Same Old Tories Propose Cuts in Service

Get ready for tax cuts and cuts in funding:

David Cameron today issued his clearest signal that a Conservative government would aim to cut taxes when he declared that Britain had reached the "limits of acceptable taxation" and revived landmark declarations by Margaret Thatcher.

In a major speech on the economy in Birmingham, the Tory leader pledged to "create the space for cutting tax" as he harked back to the early years of Thatcher's premiership.

Cameron, who started working for the Conservative party in the last two years of Thatcher's period in Downing Street, echoed two of her most famous statements when he said: "After a decade of reckless spending under Labour, Britain needs good housekeeping from the Conservatives. We need to start living within our means."
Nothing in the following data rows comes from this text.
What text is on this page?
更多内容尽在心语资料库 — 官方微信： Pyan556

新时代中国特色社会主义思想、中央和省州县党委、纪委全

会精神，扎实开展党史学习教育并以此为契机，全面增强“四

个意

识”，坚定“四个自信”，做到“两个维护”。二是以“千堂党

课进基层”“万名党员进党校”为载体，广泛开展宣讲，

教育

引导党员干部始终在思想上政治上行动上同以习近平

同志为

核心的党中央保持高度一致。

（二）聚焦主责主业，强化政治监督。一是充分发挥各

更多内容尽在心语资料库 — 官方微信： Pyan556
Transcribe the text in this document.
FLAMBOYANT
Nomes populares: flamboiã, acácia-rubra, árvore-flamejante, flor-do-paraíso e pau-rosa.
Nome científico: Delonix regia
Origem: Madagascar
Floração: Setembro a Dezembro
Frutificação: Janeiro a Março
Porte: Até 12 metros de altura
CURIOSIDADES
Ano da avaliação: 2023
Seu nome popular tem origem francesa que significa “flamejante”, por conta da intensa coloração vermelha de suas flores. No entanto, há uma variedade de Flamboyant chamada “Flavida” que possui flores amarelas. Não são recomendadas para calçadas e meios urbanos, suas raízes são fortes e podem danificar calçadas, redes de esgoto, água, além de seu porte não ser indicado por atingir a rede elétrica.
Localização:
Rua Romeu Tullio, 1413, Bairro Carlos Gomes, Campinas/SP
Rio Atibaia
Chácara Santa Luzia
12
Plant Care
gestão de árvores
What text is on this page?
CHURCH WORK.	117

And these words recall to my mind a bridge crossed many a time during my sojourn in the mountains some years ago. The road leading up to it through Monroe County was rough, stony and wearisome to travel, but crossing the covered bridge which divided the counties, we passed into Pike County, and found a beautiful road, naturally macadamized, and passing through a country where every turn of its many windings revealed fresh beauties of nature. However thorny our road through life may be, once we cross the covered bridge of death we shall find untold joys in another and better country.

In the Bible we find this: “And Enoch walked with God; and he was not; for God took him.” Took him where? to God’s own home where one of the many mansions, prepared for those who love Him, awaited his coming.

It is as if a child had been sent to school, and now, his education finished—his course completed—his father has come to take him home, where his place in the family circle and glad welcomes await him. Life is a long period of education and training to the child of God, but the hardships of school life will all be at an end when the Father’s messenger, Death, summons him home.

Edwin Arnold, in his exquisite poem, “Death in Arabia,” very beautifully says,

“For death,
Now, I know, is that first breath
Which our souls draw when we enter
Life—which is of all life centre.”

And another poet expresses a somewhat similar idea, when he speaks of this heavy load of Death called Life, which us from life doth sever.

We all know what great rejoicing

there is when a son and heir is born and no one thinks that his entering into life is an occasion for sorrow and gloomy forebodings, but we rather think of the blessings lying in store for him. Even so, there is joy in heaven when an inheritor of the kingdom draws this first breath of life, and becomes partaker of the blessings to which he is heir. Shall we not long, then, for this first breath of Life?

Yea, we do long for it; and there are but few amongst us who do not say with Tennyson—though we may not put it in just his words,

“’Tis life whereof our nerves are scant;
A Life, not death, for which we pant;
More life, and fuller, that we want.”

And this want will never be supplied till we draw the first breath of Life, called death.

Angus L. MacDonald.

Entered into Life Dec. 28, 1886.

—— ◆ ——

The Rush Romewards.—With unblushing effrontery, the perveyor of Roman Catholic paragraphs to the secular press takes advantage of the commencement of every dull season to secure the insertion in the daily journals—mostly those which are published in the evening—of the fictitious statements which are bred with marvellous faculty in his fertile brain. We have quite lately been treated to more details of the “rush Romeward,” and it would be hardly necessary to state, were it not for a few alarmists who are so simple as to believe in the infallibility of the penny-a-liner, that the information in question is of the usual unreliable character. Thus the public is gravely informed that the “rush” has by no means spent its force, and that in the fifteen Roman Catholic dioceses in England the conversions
The first part of Cameron's remarks is drawn from one of Thatcher's defining statements in 1979, the year she was first elected as prime minister. "Any woman who understands the problems of running a home will be able to understand the problems of running a country," she told the Observer in May 1979, the month she moved into No 10.

Of course, the reality is that the tax burden isn't really that high when compared with other EU states. According to the latest report, total tax revenue as a percentage of GDP in the UK for 2005 was 37%. The average across the EU (and bear in mind that the accession countries have very law taxation - Romania's is only 28%) is actually 37.6%. In fact, if you were only to include the so-called 'EU-15', the average is actually 40.4% (all figures taken from hyper-linked report), meaning that the the UK's tax burden is actually 3.4% lower than the average. In other words, compared to other member nations, the tax burden in the UK is actually relatively low.

Perhaps it is unsurprising that during a period where people are being told that they will have less money in their pocket, the opposition are making claims about the tax burden. If people start to feel that they are facing financial pressure, they will be more susceptible to this kind of propaganda. And who can blame them? When money is tight and corners need to be cut, one begins to question the amount that is being paid out in taxation. The Tories will, of course, play the tax card heavily over the coming weeks and months, the truth is, as always, very different to what they portray.